In Wasseramt about 17,947 or (38.7%) of the population have completed non-mandatory upper secondary education, and 4,800 or (10.4%) have completed additional higher education (either University or a Fachhochschule). Of the 4,800 who completed tertiary schooling, 70.8% were Swiss men, 19.1% were Swiss women, 7.1% were non-Swiss men and 3.0% were non-Swiss women.

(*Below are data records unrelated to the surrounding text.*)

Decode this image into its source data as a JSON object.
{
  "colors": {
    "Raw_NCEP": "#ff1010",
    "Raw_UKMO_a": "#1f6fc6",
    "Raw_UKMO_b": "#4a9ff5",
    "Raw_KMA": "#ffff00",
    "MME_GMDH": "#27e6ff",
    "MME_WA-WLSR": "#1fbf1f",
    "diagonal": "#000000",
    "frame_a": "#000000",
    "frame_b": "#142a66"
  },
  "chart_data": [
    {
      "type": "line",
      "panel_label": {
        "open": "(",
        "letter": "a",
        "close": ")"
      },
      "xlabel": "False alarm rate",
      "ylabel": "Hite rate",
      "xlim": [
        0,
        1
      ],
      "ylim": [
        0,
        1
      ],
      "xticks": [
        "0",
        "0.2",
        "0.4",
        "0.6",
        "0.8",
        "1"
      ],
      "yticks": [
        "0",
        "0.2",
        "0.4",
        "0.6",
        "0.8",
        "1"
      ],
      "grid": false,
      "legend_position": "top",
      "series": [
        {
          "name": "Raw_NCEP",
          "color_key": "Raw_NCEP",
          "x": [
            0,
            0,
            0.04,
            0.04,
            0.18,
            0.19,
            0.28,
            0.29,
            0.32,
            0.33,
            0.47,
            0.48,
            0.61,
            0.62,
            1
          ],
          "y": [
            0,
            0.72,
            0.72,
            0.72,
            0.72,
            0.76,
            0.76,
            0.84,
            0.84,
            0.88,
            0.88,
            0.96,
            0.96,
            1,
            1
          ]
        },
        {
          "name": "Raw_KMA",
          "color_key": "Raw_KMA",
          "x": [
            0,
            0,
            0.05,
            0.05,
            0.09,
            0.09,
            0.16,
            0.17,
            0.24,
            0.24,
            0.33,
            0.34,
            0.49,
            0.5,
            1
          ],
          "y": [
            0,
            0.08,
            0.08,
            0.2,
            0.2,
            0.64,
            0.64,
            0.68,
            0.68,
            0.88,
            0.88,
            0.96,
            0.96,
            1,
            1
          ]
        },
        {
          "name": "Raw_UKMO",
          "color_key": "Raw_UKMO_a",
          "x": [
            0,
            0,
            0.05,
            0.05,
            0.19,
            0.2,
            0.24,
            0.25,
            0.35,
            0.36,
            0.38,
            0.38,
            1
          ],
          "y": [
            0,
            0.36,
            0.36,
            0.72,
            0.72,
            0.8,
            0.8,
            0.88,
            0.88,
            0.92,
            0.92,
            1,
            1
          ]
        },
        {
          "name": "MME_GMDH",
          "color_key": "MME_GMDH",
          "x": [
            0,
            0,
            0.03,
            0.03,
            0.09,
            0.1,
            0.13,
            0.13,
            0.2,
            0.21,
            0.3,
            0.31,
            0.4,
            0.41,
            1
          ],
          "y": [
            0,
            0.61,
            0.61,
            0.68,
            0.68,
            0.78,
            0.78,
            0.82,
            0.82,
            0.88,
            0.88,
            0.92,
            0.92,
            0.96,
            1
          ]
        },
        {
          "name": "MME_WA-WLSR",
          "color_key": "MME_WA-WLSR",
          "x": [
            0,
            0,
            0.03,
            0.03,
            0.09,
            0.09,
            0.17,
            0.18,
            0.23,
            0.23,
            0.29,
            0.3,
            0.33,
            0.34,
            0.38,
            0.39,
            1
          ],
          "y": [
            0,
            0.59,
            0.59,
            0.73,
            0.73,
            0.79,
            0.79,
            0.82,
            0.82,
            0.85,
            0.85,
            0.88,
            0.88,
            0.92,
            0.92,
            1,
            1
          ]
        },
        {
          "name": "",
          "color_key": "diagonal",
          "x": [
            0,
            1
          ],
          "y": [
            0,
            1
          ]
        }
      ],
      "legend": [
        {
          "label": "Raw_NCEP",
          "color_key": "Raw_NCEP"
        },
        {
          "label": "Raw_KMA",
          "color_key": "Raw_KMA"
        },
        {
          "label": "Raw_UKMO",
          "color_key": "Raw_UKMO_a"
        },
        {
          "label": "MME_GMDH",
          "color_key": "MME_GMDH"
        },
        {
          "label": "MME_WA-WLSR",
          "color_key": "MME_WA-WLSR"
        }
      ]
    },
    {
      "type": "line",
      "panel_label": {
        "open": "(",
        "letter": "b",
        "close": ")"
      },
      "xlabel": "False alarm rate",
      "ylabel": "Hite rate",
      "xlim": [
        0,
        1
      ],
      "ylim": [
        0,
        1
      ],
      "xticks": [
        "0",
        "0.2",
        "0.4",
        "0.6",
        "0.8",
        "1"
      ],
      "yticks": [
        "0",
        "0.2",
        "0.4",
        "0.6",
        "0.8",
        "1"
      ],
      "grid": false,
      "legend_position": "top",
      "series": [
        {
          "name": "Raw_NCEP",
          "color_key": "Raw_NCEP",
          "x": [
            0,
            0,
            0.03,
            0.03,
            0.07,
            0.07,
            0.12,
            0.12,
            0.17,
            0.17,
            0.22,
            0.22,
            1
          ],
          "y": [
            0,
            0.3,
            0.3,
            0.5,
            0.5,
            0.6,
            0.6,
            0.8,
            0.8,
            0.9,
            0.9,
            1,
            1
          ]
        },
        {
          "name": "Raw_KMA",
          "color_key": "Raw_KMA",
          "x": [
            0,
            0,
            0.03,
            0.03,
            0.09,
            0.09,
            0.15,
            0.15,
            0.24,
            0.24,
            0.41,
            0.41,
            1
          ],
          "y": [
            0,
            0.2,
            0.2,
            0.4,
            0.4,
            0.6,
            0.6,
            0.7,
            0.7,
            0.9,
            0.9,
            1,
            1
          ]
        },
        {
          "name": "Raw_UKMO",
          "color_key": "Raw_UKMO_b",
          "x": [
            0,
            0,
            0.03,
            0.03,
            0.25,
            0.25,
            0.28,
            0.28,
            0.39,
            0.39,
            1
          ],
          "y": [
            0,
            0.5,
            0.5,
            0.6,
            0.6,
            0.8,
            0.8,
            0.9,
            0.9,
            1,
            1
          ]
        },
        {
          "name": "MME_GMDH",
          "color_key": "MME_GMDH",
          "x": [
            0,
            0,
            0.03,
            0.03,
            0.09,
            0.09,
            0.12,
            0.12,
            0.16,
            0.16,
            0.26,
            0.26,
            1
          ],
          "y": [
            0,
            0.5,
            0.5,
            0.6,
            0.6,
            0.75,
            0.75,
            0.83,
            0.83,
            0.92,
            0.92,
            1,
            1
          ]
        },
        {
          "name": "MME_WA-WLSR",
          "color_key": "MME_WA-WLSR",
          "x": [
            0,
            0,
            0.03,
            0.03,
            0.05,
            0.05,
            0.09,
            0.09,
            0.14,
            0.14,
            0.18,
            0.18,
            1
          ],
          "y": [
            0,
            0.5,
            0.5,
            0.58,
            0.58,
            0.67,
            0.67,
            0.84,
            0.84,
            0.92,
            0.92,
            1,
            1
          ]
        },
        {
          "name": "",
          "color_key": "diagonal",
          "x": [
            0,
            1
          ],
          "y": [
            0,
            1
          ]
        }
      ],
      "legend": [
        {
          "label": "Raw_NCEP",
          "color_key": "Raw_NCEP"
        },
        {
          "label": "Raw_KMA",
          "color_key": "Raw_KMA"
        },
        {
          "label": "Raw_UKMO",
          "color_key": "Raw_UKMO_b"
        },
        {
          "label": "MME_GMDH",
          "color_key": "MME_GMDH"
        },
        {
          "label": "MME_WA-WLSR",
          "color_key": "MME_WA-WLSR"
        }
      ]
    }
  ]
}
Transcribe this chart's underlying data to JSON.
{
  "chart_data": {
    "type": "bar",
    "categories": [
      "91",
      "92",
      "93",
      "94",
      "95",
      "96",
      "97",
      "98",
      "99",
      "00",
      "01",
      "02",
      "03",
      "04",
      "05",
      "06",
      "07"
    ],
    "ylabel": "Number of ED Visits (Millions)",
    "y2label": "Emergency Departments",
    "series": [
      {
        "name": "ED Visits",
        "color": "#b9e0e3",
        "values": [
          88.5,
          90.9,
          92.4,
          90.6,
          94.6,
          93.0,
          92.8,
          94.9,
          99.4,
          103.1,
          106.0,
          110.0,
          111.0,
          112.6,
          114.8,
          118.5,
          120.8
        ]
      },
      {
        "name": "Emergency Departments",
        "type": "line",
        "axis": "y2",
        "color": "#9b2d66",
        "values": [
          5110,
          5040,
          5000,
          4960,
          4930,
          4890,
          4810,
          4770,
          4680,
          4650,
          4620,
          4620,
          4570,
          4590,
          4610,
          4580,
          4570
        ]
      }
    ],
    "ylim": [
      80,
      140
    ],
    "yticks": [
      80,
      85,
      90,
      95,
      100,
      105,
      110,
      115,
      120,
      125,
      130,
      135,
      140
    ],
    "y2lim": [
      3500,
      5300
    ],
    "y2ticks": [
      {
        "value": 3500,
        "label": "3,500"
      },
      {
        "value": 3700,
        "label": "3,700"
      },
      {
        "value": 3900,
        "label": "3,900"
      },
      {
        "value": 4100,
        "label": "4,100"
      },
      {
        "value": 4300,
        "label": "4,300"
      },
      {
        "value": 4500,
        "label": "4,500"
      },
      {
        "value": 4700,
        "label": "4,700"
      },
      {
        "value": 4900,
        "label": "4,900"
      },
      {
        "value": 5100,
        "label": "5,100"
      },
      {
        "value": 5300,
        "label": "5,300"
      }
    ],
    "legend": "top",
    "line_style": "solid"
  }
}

During the 2010–2011 school year there were a total of 736 students in the Wasseramt district school system. The education system in the Canton of Solothurn allows young children to attend two years of non-obligatory Kindergarten. During that school year, there were no children in kindergarten. The canton's school system requires students to attend six years of primary school, with some of the children attending smaller, specialized classes. In the district there were no students in primary school and 18 students in the special, smaller classes. The secondary school program consists of three lower, obligatory years of schooling, followed by three to five years of optional, advanced schools. 718 lower secondary students attend school within the Wasseramt school district.